Pourquoi auditer et cartographier les fonctions support avant une cession ou une transformation ?
Dans bon nombre de PME, les fonctions support — ressources humaines, finance, IT, administratif, marketing — agissent comme des « organes invisibles » mais essentiels à la solidité de l’entreprise. Lorsque surgit une étape décisive (cession, levée de fonds, forte croissance), leur structuration et leur robustesse deviennent des facteurs majeurs de valorisation… ou des pièges susceptibles de faire baisser brutalement le prix de la transaction ou de freiner la trajectoire de développement.
- Sous-estimation courante : Nombre de dirigeants négligent leur diagnostic interne, focalisés sur l’opérationnel ou le commercial.

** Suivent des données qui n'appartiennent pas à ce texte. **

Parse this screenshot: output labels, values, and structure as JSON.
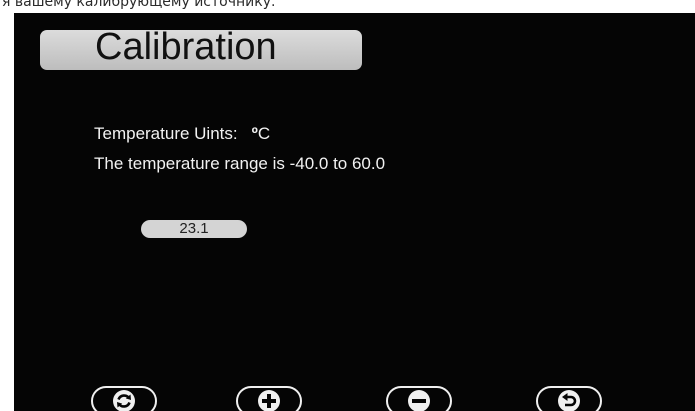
{
  "caption": "я вашему калибрующему источнику.",
  "screen": {
    "title": "Calibration",
    "temperature_units": {
      "label": "Temperature Uints:",
      "value_symbol": "º",
      "value_unit": "C"
    },
    "range_text": "The temperature range is -40.0 to 60.0",
    "current_value": "23.1"
  },
  "softkeys": [
    {
      "icon": "refresh-icon"
    },
    {
      "icon": "plus-icon"
    },
    {
      "icon": "minus-icon"
    },
    {
      "icon": "return-icon"
    }
  ],
  "colors": {
    "screen_background": "#050505",
    "screen_text": "#f2f2f2",
    "pill_background": "#d4d4d4"
  }
}
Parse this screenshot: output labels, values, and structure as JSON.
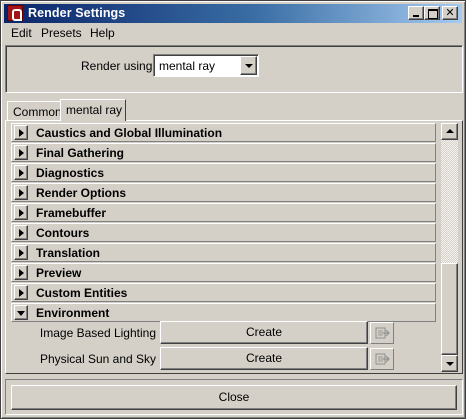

Or, la moindre faille peut faire fuir un acquéreur ou retarder une opération critique.
- Dépendances et risques cachés : Un service RH incarné par une seule personne, des process non-documentés, des outils mal intégrés… Autant de points faibles révélés lors des audits et due diligence, qui se paient cash.
- Valeur immatérielle sous-évaluée : Améliorer et fiabiliser ces fonctions, c’est renforcer l’attractivité de la PME, réduire la dépendance, diminuer l’aléa opérationnel et faciliter la reprise.
Méthodologie : étapes-clés d’un audit organisationnel orienté « cartographie du support »
1. Identifier et lister l’ensemble des fonctions support
- RH, paie, recrutement, formation, relations sociales
- Finance, comptabilité, contrôle de gestion
- Services généraux, administratif, juridique
- SI, IT, gestion des outils et data
- Marketing, communication interne/externe
Ne pas oublier les fonctions mixtes ou partagées, souvent négligées dans les PME (ex : l’assistant administratif qui gère aussi l’IT ou la communication).
2. Cartographier et formaliser les processus opérationnels associés
- Pour chaque fonction, documenter les process-clés : qui fait quoi, quand, comment ? Quels outils, quelles interfaces, quels points de contrôle ?
- Exemple de matrice :
- Processus : Gestion de la paie
- Acteurs : Assistant RH, expert-comptable
- Fréquence : Mensuelle
- Outils : SIRH, tableaux Excel
- Points de vigilance : Double saisie, absence de backup
La cartographie peut prendre la forme de matrices, schémas de flux, ou tableaux croisés ; l’important est la lisibilité et la robustesse du document produit.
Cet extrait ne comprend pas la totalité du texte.